Samsunspor konulu yazıları ilgiyle okunup takip edilen köşe yazarımız Muhammet Nacak, 'Perşembe'nin Gelişi' başlıklı yeni yazısını Samsun Son Haber okuyucuları için kaleme aldı.
Perşembe'nin Gelişi
Son beş maçtır yenilgi yüzü görmeyen Samsunspor'un Başakşehir deplasmanında yaşadığı 4-0'lık hezimet hepimizi biraz hayal kırıklığına biraz da tedirginliğe sevk etti. Hayal kırıklığı vardı çünkü ne zamandır yenilgiyi unutmuştuk. İlerleyen haftalarda doğrudan rakibimiz olacak Başakşehir'e karşı yenilmemeyi planlamıştık. Evinde lider Galatasaray dışında hiç yenilgisi olmayan bu takıma karşı kazanmak düşük ihtimaldi belki ama beraberlikle puan farkını koruyabilir ve ikili averaj avantajını yakalayabilirdik. Tedirginliğin sebebiyse uzun zamandır keyfini sürdüğümüz 3. sıra için rakiplerimizle puan farkının kapanmasıydı.
Evet, beş maçtır yenilmiyorduk ama Trabzon maçından itibaren de eskisi gibi güçlü bir oyun ortaya koyamıyorduk. Her maçın hikâyesi farklıydı ve biz futbol şansımızın yardımı ve konumumuzun rakiplerde bıraktığı "Güçlü Takım" algısının avantajı ile puanları topluyorduk. Gaziantep maçı bu serinin son halkasıydı. Maçtan sonra hem alaylı hem mektepli grup arkadaşlarıma "3 puan ve Yunus Emre'yi kazanmak dışında maça ve takımımıza bakış açımın olumsuz" olduğunu ifade ettim. Katılanlarda vardı temkinli yaklaşanlarda.
Tam kadro oynarken bile muhtelif sebeplerle düşen oyunumuz Emre ve Dimata gibi as oyuncuların yokluğunda iyice kayboldu. Güçlü bir kadroya sahip rakibiz bu fırsatı kaçırmadı ve gelişi çarşambadan belli olan perşembeyi yaşattı bize. Hocamızın maç sonu açıklamaları takımdaki durumun teşhisi bakımından değerliydi. Şanssızlık değildi bu ve Hoca her şeyin farkındaydı.
Biz güçlü ve büyük bir camiayız. Ayağımız bir şeylere takıldığı zaman doğrulmak ve güçlü adımlarla yolumuza devam etmek için onlarca dayanak noktamız var. Nitekim hem yönetimimiz hem taraftarımız yol kazası olan bu basit tökezlemeyi bertaraf etmek için gerekli ipuçlarını verdi.
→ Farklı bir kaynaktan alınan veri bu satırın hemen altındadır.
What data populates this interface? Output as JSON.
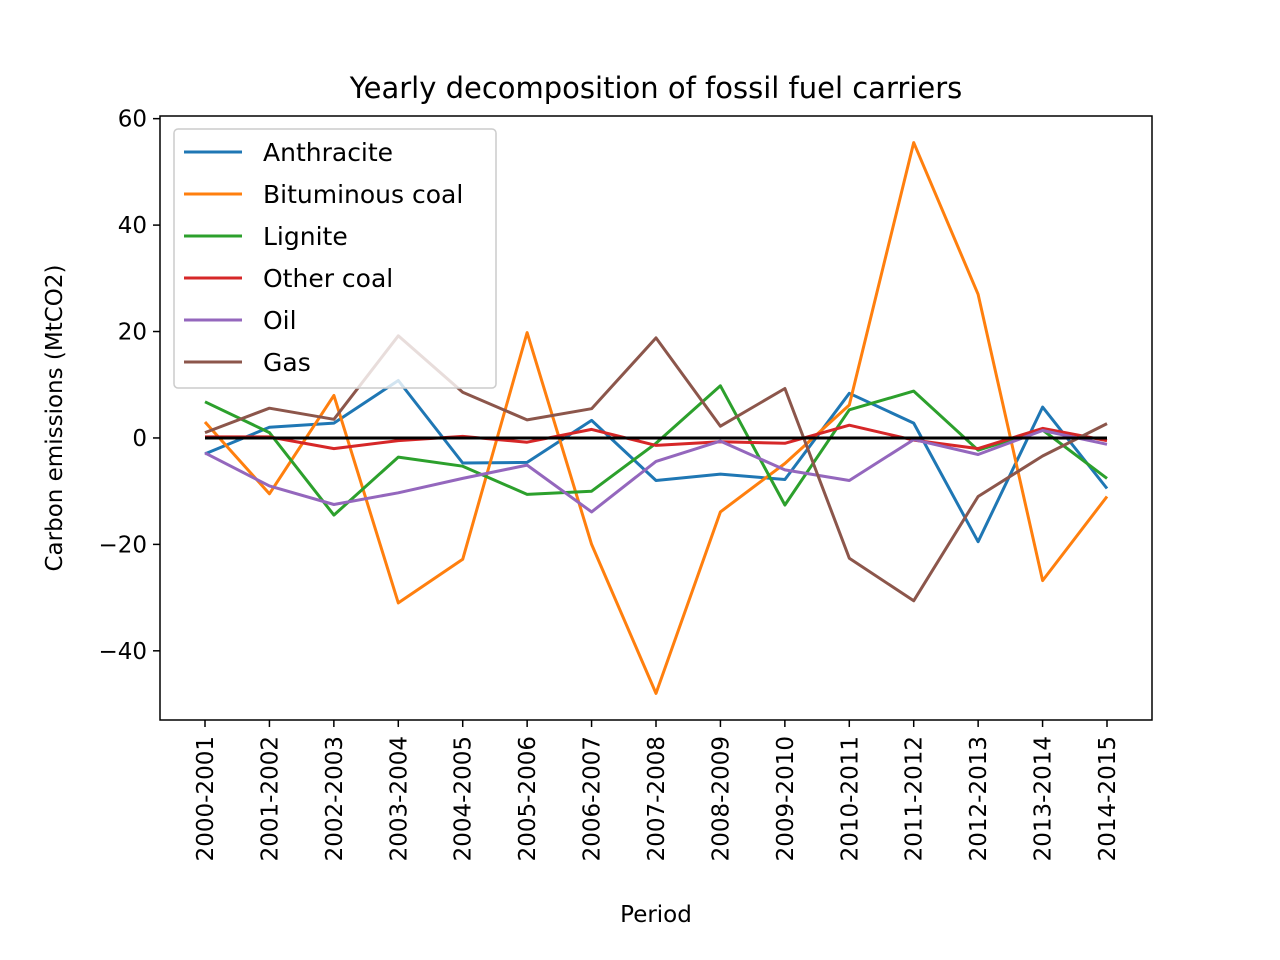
{
  "chart_data": {
    "type": "line",
    "title": "Yearly decomposition of fossil fuel carriers",
    "xlabel": "Period",
    "ylabel": "Carbon emissions (MtCO2)",
    "ylim": [
      -53,
      60.5
    ],
    "yticks": [
      -40,
      -20,
      0,
      20,
      40,
      60
    ],
    "ytick_labels": [
      "−40",
      "−20",
      "0",
      "20",
      "40",
      "60"
    ],
    "legend_position": "upper-left",
    "grid": false,
    "categories": [
      "2000-2001",
      "2001-2002",
      "2002-2003",
      "2003-2004",
      "2004-2005",
      "2005-2006",
      "2006-2007",
      "2007-2008",
      "2008-2009",
      "2009-2010",
      "2010-2011",
      "2011-2012",
      "2012-2013",
      "2013-2014",
      "2014-2015"
    ],
    "series": [
      {
        "name": "Anthracite",
        "color": "#1f77b4",
        "values": [
          -3,
          2,
          2.8,
          10.8,
          -4.7,
          -4.6,
          3.3,
          -8,
          -6.8,
          -7.8,
          8.4,
          2.8,
          -19.5,
          5.8,
          -9.5
        ]
      },
      {
        "name": "Bituminous coal",
        "color": "#ff7f0e",
        "values": [
          3,
          -10.5,
          8,
          -31,
          -22.8,
          19.8,
          -20,
          -48,
          -13.9,
          -4.8,
          6.2,
          55.5,
          27,
          -26.8,
          -11
        ]
      },
      {
        "name": "Lignite",
        "color": "#2ca02c",
        "values": [
          6.8,
          1,
          -14.5,
          -3.6,
          -5.3,
          -10.6,
          -10,
          -1,
          9.8,
          -12.6,
          5.3,
          8.8,
          -2.3,
          1.5,
          -7.6
        ]
      },
      {
        "name": "Other coal",
        "color": "#d62728",
        "values": [
          0.2,
          0.2,
          -2,
          -0.5,
          0.3,
          -0.8,
          1.6,
          -1.4,
          -0.7,
          -1,
          2.4,
          -0.4,
          -2,
          1.8,
          -0.5
        ]
      },
      {
        "name": "Oil",
        "color": "#9467bd",
        "values": [
          -2.8,
          -9,
          -12.5,
          -10.3,
          -7.6,
          -5.1,
          -13.9,
          -4.4,
          -0.6,
          -6,
          -8,
          -0.3,
          -3.1,
          1.4,
          -1.2
        ]
      },
      {
        "name": "Gas",
        "color": "#8c564b",
        "values": [
          1,
          5.6,
          3.5,
          19.2,
          8.6,
          3.4,
          5.5,
          18.8,
          2.2,
          9.3,
          -22.6,
          -30.6,
          -11,
          -3.4,
          2.7
        ]
      }
    ],
    "reference_line": {
      "y": 0,
      "color": "#000000"
    }
  }
}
Sosyal medyada 30 bin Samsunspor'lu 19 Mayısa davet edildi ve Hatay maçıyla tekrar ayağa kalkmanın şifresi oluşturuldu.
Yılbaşı tatili dönüşü yaşanan sorunun tam giderilemediği aşikâr. Özellikle takım için mevkii ve kalitesi bakımından lokomotif göreviyle vazifeli Ntcham'daki düşüş takımın ivme kazanmasını engelliyor, ofansif prensiplerin uygulanmasını zorlaştırıyor. Ntcham başta olmak üzere konunun muhatabı tüm oyuncuların ve dahi takımın tamamının toparlanması için sayın başkan Yüksel Yıldırım'ın Samsun'a gelerek takımla bir görüşme yapması kaçınılmaz gibi geliyor bana.
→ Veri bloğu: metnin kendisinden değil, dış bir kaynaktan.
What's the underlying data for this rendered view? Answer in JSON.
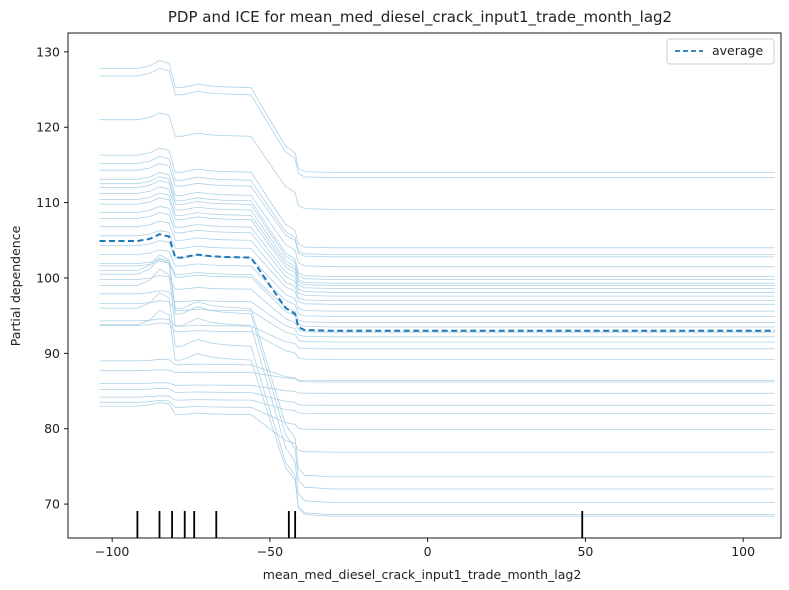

İstanbul'da oynanan Başakşehir maçında böyle bir görüşme gerçekleşmediyse şayet Samsun'da oynanacak Hatay maçına başkan beyin katılması önem arz ediyor. Yönetim tarafından hedefin Avrupa olarak belirlenip açıklanması bu hedefi gerçekleştirmek için yeterli bir motivasyon unsuru değil. Bunun bizzat sayın başkan tarafından teknik ekip, kaptanlar ve takıma anlatılması bu hedefe dönük taraftarı stada çekecek hamleler yapılması ve varsa başka adımların atılması sayın başkanın sorumluluğundadır.
Fikstürde yaptığım hesaplamalara göre mart ayı sonunda Avrupa hedefinde önemli bir noktaya geleceğimizi düşünüyorum. İç saha maçlarımızı kazanmamız durumunda 3. sırayı koruyacağımız gibi rakiplerin zorlu maçları olması sebebiyle puan farkını da açacağımızı düşünüyorum. Rakiplerimizin ne yapacağı değil bizim nasıl aksiyon alacağımız belirleyecek her şeyi.